Out-Patient Treatment Coverage is not offered as a stand-alone option, but can be received alongside In-Patient Treatment Coverage.
It covers the following treatment expenses:
•    Medical examination
•    Prescribed medicine
•    Diagnostic tests (radiology, laboratory, etc.)
•    Modern diagnosis (MRI, BT, etc.)
•    Physical therapy and rehabilitation

The claims figure arising under the Insurance Agreement will be taken into consideration with reference to the following.
Exceptions Review: The claim will be reviewed with respect to the exclusions stated on the Insurance Agreement as well as the special exclusions, if any, introduced by the Insurer, to see if any such exclusion applies to the present case.
Service Level Review: The special exclusions, restrictions, limits, co-pay or minimum deductible limits applicable in the policy will be taken into consideration through this review.
Service type, Territory and Contracted Institution Review: The Insurer’s liability is based on the type of service, inherent emergency, territory and the type and contracted status of the service provider. The Plan/Program attached to the policy specifies all the countries where the coverage is valid and the borders of that coverage. The amount remaining once the co-payment and/or deductibles are taken from the expenses made for the medical services received from a specific provider in a given Territory, reflects the amount the Insurer is required to cover.
Overall Minimum Deductible Review: Any Overall Minimum Deductible amounts will be deducted from the Admissible Expenses identified through the previous reviews.
Overall Limit Review: Admissible Expenses identified through the previous reviews will be paid up to the overall limit.

Provided that you have maintained insurance in a given plan for a continuous period of 3 years, received insurance coverage before the age of 55, and had a loss ratio of less than 80% in the last three years, you will be entitled to consideration for “Guarantee for Renewal without a New Risk Assessment”.

This is the waiting period required before certain conditions can be covered by the insurance. The waiting periods apply only in the first year of the policy and will cease to be applicable for renewal.

Exclusions are those cases detailed in the Special and General Terms of the Policy and left outside the scope of coverage provided by your policy.

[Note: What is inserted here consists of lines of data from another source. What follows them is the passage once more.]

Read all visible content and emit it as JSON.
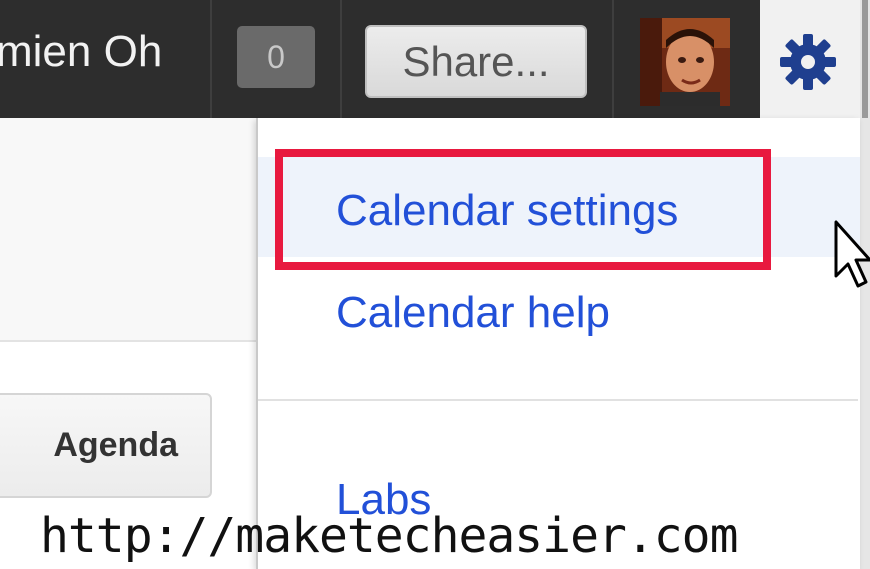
{
  "header": {
    "user_name": "mien Oh",
    "notification_count": "0",
    "share_label": "Share..."
  },
  "view_buttons": {
    "agenda_label": "Agenda"
  },
  "settings_menu": {
    "items": [
      {
        "label": "Calendar settings",
        "highlighted": true
      },
      {
        "label": "Calendar help"
      },
      {
        "label": "Labs"
      }
    ]
  },
  "watermark": "http://maketecheasier.com",
  "colors": {
    "topbar": "#2d2d2d",
    "menu_link": "#2250d8",
    "highlight_box": "#e8193f",
    "gear": "#1f3f8f"
  },
  "icons": {
    "gear": "gear-icon",
    "cursor": "mouse-pointer-icon"
  }
}
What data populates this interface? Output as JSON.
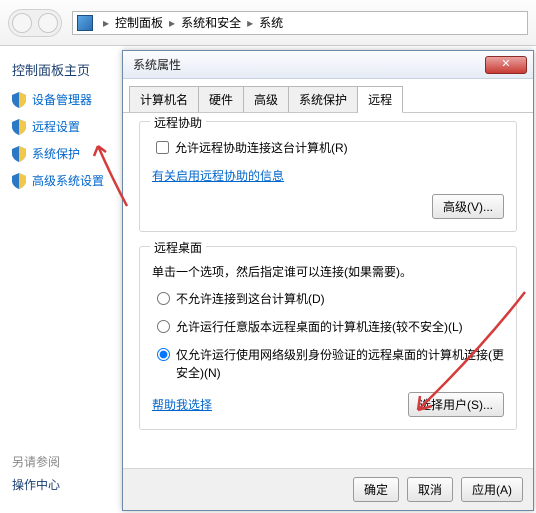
{
  "breadcrumb": {
    "a": "控制面板",
    "b": "系统和安全",
    "c": "系统"
  },
  "sidebar": {
    "title": "控制面板主页",
    "items": [
      "设备管理器",
      "远程设置",
      "系统保护",
      "高级系统设置"
    ]
  },
  "see_also": {
    "title": "另请参阅",
    "item": "操作中心"
  },
  "dialog": {
    "title": "系统属性",
    "tabs": [
      "计算机名",
      "硬件",
      "高级",
      "系统保护",
      "远程"
    ],
    "ra": {
      "group": "远程协助",
      "checkbox": "允许远程协助连接这台计算机(R)",
      "link": "有关启用远程协助的信息",
      "btn": "高级(V)..."
    },
    "rd": {
      "group": "远程桌面",
      "desc": "单击一个选项，然后指定谁可以连接(如果需要)。",
      "r1": "不允许连接到这台计算机(D)",
      "r2": "允许运行任意版本远程桌面的计算机连接(较不安全)(L)",
      "r3": "仅允许运行使用网络级别身份验证的远程桌面的计算机连接(更安全)(N)",
      "help": "帮助我选择",
      "select": "选择用户(S)..."
    },
    "btns": {
      "ok": "确定",
      "cancel": "取消",
      "apply": "应用(A)"
    }
  }
}
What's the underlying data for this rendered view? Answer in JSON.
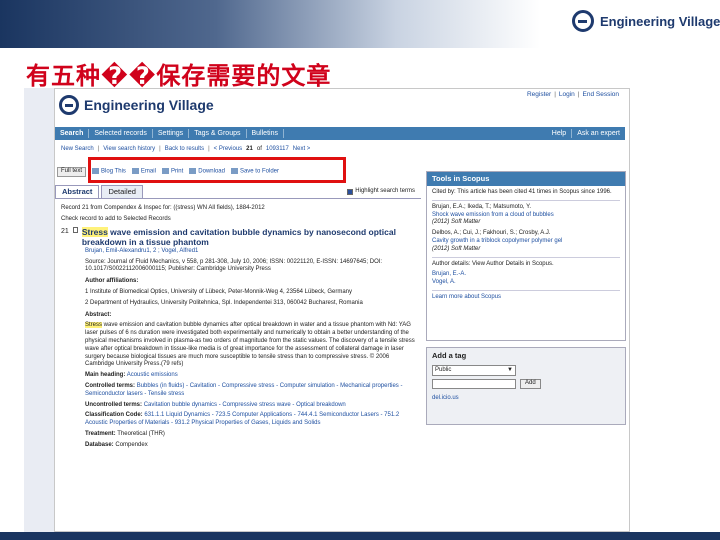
{
  "slide": {
    "title": "有五种��保存需要的文章",
    "logo_text": "Engineering Village"
  },
  "ev": {
    "logo_text": "Engineering Village",
    "top_links": [
      "Register",
      "Login",
      "End Session"
    ],
    "nav_left": [
      "Search",
      "Selected records",
      "Settings",
      "Tags & Groups",
      "Bulletins"
    ],
    "nav_right": [
      "Help",
      "Ask an expert"
    ],
    "toolbar1": {
      "new_search": "New Search",
      "view_history": "View search history",
      "back": "Back to results",
      "previous": "< Previous",
      "position": "21",
      "of": "of",
      "total": "1093117",
      "next": "Next >"
    },
    "toolbar2": {
      "full_text": "Full text",
      "blog": "Blog This",
      "email": "Email",
      "print": "Print",
      "download": "Download",
      "folder": "Save to Folder"
    },
    "tabs": [
      "Abstract",
      "Detailed"
    ],
    "highlight_label": "Highlight search terms"
  },
  "record": {
    "meta": "Record 21 from Compendex & Inspec for: ((stress) WN All fields), 1884-2012",
    "check_hint": "Check record to add to Selected Records",
    "number": "21",
    "title_hl": "Stress",
    "title_rest": " wave emission and cavitation bubble dynamics by nanosecond optical breakdown in a tissue phantom",
    "authors": "Brujan, Emil-Alexandru1, 2 ; Vogel, Alfred1",
    "source": "Source: Journal of Fluid Mechanics, v 558, p 281-308, July 10, 2006; ISSN: 00221120, E-ISSN: 14697645; DOI: 10.1017/S0022112006000115; Publisher: Cambridge University Press",
    "affil_label": "Author affiliations:",
    "affil1": "1 Institute of Biomedical Optics, University of Lübeck, Peter-Monnik-Weg 4, 23564 Lübeck, Germany",
    "affil2": "2 Department of Hydraulics, University Politehnica, Spl. Independentei 313, 060042 Bucharest, Romania",
    "abstract_label": "Abstract:",
    "abstract_hl": "Stress",
    "abstract_text": " wave emission and cavitation bubble dynamics after optical breakdown in water and a tissue phantom with Nd: YAG laser pulses of 6 ns duration were investigated both experimentally and numerically to obtain a better understanding of the physical mechanisms involved in plasma-as two orders of magnitude from the static values. The discovery of a tensile stress wave after optical breakdown in tissue-like media is of great importance for the assessment of collateral damage in laser surgery because biological tissues are much more susceptible to tensile stress than to compressive stress. © 2006 Cambridge University Press.(79 refs)",
    "heading_label": "Main heading:",
    "heading": "Acoustic emissions",
    "controlled_label": "Controlled terms:",
    "controlled": "Bubbles (in fluids) - Cavitation - Compressive stress - Computer simulation - Mechanical properties - Semiconductor lasers - Tensile stress",
    "uncontrolled_label": "Uncontrolled terms:",
    "uncontrolled": "Cavitation bubble dynamics - Compressive stress wave - Optical breakdown",
    "class_label": "Classification Code:",
    "class": "631.1.1 Liquid Dynamics - 723.5 Computer Applications - 744.4.1 Semiconductor Lasers - 751.2 Acoustic Properties of Materials - 931.2 Physical Properties of Gases, Liquids and Solids",
    "treatment_label": "Treatment:",
    "treatment": "Theoretical (THR)",
    "database_label": "Database:",
    "database": "Compendex"
  },
  "scopus": {
    "title": "Tools in Scopus",
    "cited": "Cited by: This article has been cited 41 times in Scopus since 1996.",
    "ref1_authors": "Brujan, E.A.; Ikeda, T.; Matsumoto, Y.",
    "ref1_title": "Shock wave emission from a cloud of bubbles",
    "ref1_source": "(2012) Soft Matter",
    "ref2_authors": "Delbos, A.; Cui, J.; Fakhouri, S.; Crosby, A.J.",
    "ref2_title": "Cavity growth in a triblock copolymer polymer gel",
    "ref2_source": "(2012) Soft Matter",
    "author_details": "Author details: View Author Details in Scopus.",
    "author1": "Brujan, E.-A.",
    "author2": "Vogel, A.",
    "learn_more": "Learn more about Scopus"
  },
  "tag": {
    "title": "Add a tag",
    "visibility": "Public",
    "add": "Add",
    "delicious": "del.icio.us"
  }
}
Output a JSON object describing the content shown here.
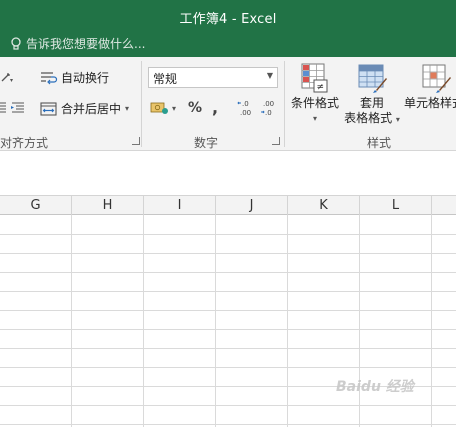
{
  "window": {
    "title": "工作簿4 - Excel",
    "tell_me_placeholder": "告诉我您想要做什么..."
  },
  "ribbon": {
    "alignment": {
      "wrap_text_label": "自动换行",
      "merge_center_label": "合并后居中",
      "group_label": "对齐方式"
    },
    "number": {
      "format_selected": "常规",
      "percent_label": "%",
      "comma_label": ",",
      "increase_decimal_label": "←.0\n.00",
      "decrease_decimal_label": ".00\n→.0",
      "group_label": "数字"
    },
    "styles": {
      "conditional_formatting_label": "条件格式",
      "format_as_table_line1": "套用",
      "format_as_table_line2": "表格格式",
      "cell_styles_label": "单元格样式",
      "group_label": "样式"
    }
  },
  "grid": {
    "columns": [
      "G",
      "H",
      "I",
      "J",
      "K",
      "L"
    ]
  },
  "watermark": "Baidu 经验",
  "colors": {
    "title_bar": "#217346",
    "ribbon_bg": "#f3f3f3",
    "gridline": "#dadada"
  }
}
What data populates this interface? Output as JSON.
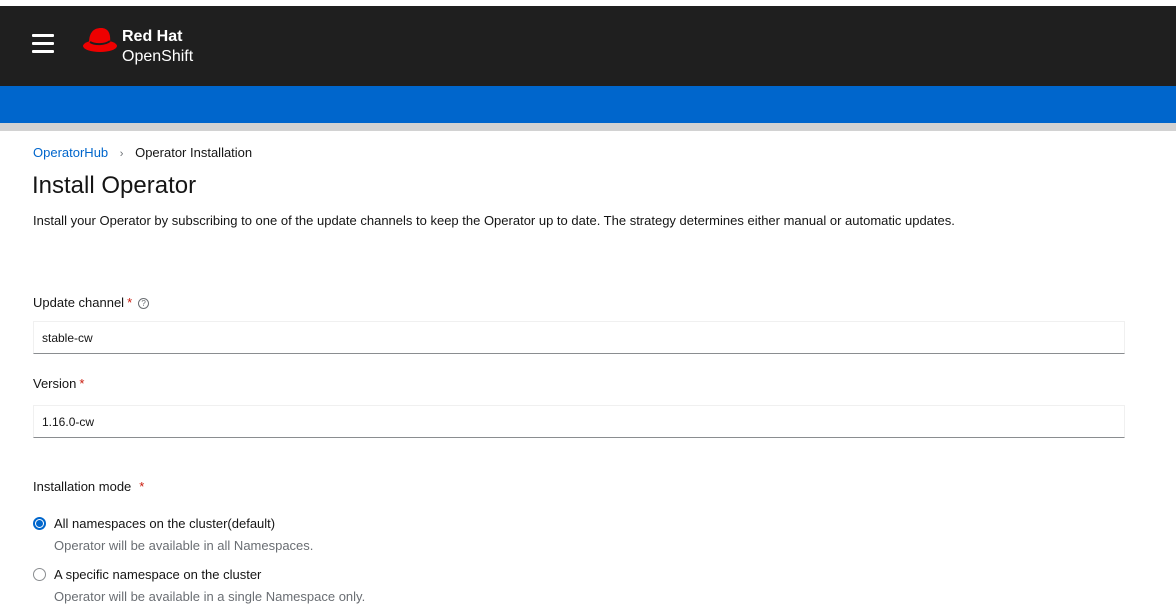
{
  "header": {
    "brand_line1": "Red Hat",
    "brand_line2": "OpenShift"
  },
  "breadcrumb": {
    "link": "OperatorHub",
    "separator": "›",
    "current": "Operator Installation"
  },
  "page": {
    "title": "Install Operator",
    "description": "Install your Operator by subscribing to one of the update channels to keep the Operator up to date. The strategy determines either manual or automatic updates."
  },
  "form": {
    "update_channel": {
      "label": "Update channel",
      "required": "*",
      "help_icon": "question-circle-icon",
      "value": "stable-cw"
    },
    "version": {
      "label": "Version",
      "required": "*",
      "value": "1.16.0-cw"
    },
    "installation_mode": {
      "label": "Installation mode",
      "required": "*",
      "options": [
        {
          "label": "All namespaces on the cluster(default)",
          "help": "Operator will be available in all Namespaces.",
          "selected": true
        },
        {
          "label": "A specific namespace on the cluster",
          "help": "Operator will be available in a single Namespace only.",
          "selected": false
        }
      ]
    }
  },
  "colors": {
    "masthead": "#1f1f1f",
    "blue_bar": "#0066cc",
    "link": "#0066cc",
    "required": "#c9190b",
    "logo_red": "#ee0000"
  }
}
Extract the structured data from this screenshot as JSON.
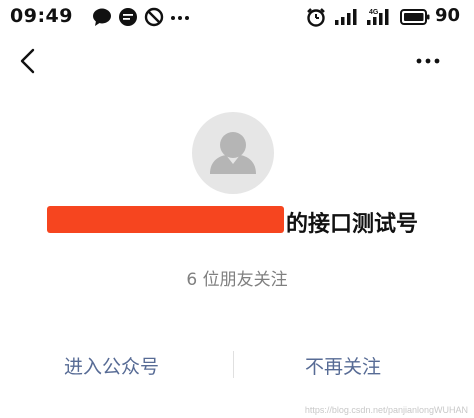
{
  "status_bar": {
    "time": "09:49",
    "network_label": "4G",
    "battery_level": "90",
    "icons": [
      "chat-bubble-icon",
      "message-icon",
      "no-disturb-icon",
      "more-dots-icon",
      "alarm-icon",
      "signal-icon",
      "signal-4g-icon",
      "battery-icon"
    ]
  },
  "nav": {
    "back_icon": "chevron-left-icon",
    "more_icon": "more-horizontal-icon"
  },
  "profile": {
    "name_suffix": "的接口测试号",
    "followers_text": "6 位朋友关注"
  },
  "actions": {
    "enter_label": "进入公众号",
    "unfollow_label": "不再关注"
  },
  "watermark": "https://blog.csdn.net/panjianlongWUHAN",
  "colors": {
    "link": "#576b95",
    "redaction": "#f6451f",
    "secondary_text": "#808080",
    "avatar_bg": "#e6e6e6"
  }
}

A policyholder who is conscripted into the military cannot benefit from the rights conferred in the Medical Insurance. This is why the insured should leave the Medical Insurance policy when he is conscripted and a portion of the premium he paid will be returned, on a pro-rata basis.

Should you choose to receive your treatment at a non-contracted medical provider, upon submitting the applicable documents and invoice to us, your expenses will be taken into consideration subject to your payment rate, special and general terms of the policy, and the coverage and limits specified on your certificate.

Pre-authorizations received for treatments provided at contracted medical providers shall stand for 7 days. A new pre-authorization will be required for any procedures that were not performed during the said time frame. MAPFRE GENEL SİGORTA A.Ş. is entitled to refuse any procedures that have not been executed within 7 days and for which a new pre-authorization has not been obtained.
In all hospital admittances for which a pre-authorization has been received, the Insurer’s renewed authorization will be required on the 11th day, to enable the coverage of the relevant expenses incurred after the 10th day.